Contractions for speech pronoun + copula

Contractions for speech pronoun + copula

Contractions for speech pronoun + copula

Lynda Beagle, the former Deputy Director of RMIT English Worldwide explains in this video how contractions will help you speak more naturally.

Hi. This tip is one of a series on contractions.

Using contractions will help you speak more naturally in English. In everyday speech, people usually contract or shorten some auxiliary verbs and join them to the noun or pronoun. For example, people don't say, "I am happy today." They say, "I'm happy today." You need to know how to do this so your speech sounds natural too.

The key is this symbol here, called an apostrophe. We use the apostrophe to show that we have removed a sound in order to join a verb to a noun. Let's just look at the verb, to be, and some nouns and pronouns for this tip. You can see we've removed the sound "a" from am, and joined the verb to the pronoun, I. We can do it with other pronouns. You're, he's, she's, it's, we're, they're.

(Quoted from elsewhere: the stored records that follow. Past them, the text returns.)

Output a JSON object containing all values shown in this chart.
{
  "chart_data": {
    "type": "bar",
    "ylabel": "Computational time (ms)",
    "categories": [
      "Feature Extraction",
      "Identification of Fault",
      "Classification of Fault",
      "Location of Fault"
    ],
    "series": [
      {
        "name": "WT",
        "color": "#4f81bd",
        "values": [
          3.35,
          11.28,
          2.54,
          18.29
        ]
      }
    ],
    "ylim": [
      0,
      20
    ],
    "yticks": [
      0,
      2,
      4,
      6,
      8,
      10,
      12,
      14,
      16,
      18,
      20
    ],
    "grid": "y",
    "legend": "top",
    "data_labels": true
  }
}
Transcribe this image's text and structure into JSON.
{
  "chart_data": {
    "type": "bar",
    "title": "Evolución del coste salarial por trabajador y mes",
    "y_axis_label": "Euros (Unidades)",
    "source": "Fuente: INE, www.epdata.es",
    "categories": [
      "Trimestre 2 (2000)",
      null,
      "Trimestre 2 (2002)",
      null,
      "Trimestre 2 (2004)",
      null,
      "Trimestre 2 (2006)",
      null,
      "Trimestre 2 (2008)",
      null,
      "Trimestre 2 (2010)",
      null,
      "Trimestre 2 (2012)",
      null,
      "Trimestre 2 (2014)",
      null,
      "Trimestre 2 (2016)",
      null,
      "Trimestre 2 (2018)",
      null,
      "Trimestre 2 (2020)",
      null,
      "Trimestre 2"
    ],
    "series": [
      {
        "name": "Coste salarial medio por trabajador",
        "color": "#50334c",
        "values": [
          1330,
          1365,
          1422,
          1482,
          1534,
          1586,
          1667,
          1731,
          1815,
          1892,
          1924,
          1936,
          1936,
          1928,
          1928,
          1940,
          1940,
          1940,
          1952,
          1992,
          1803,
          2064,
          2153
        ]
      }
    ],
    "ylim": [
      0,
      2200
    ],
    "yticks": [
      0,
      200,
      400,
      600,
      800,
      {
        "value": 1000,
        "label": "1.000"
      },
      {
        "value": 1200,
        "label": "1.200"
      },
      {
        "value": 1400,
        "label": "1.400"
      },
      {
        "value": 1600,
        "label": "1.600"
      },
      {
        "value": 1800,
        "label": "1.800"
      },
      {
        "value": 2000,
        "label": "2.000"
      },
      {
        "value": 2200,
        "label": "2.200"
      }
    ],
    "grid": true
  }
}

We can also join this verb to nouns. For example, Jenny is nice, becomes Jenny's nice. Melbourne is interesting, becomes Melbourne's interesting. The cat is white, becomes the cat's white. One thing you may have noticed is that if the noun or pronoun ends in a vowel, the "s" contraction becomes a "z" sound. In fact, it's only when the noun or pronoun ends in "p", "t", "c" or "f" sound that we pronounce the "s" as "z".

This is why we say Jenny's nice, but the cat's white. Let's try one more and see if you get it right. Let's try and shorten it and try and say the sentence with the contraction. Now for the answer. She's a very intelligent student. Well done. Extra points if you got the "z" sound in she's. I'm Lynda Beagle, deputy director of RMIT English Worldwide.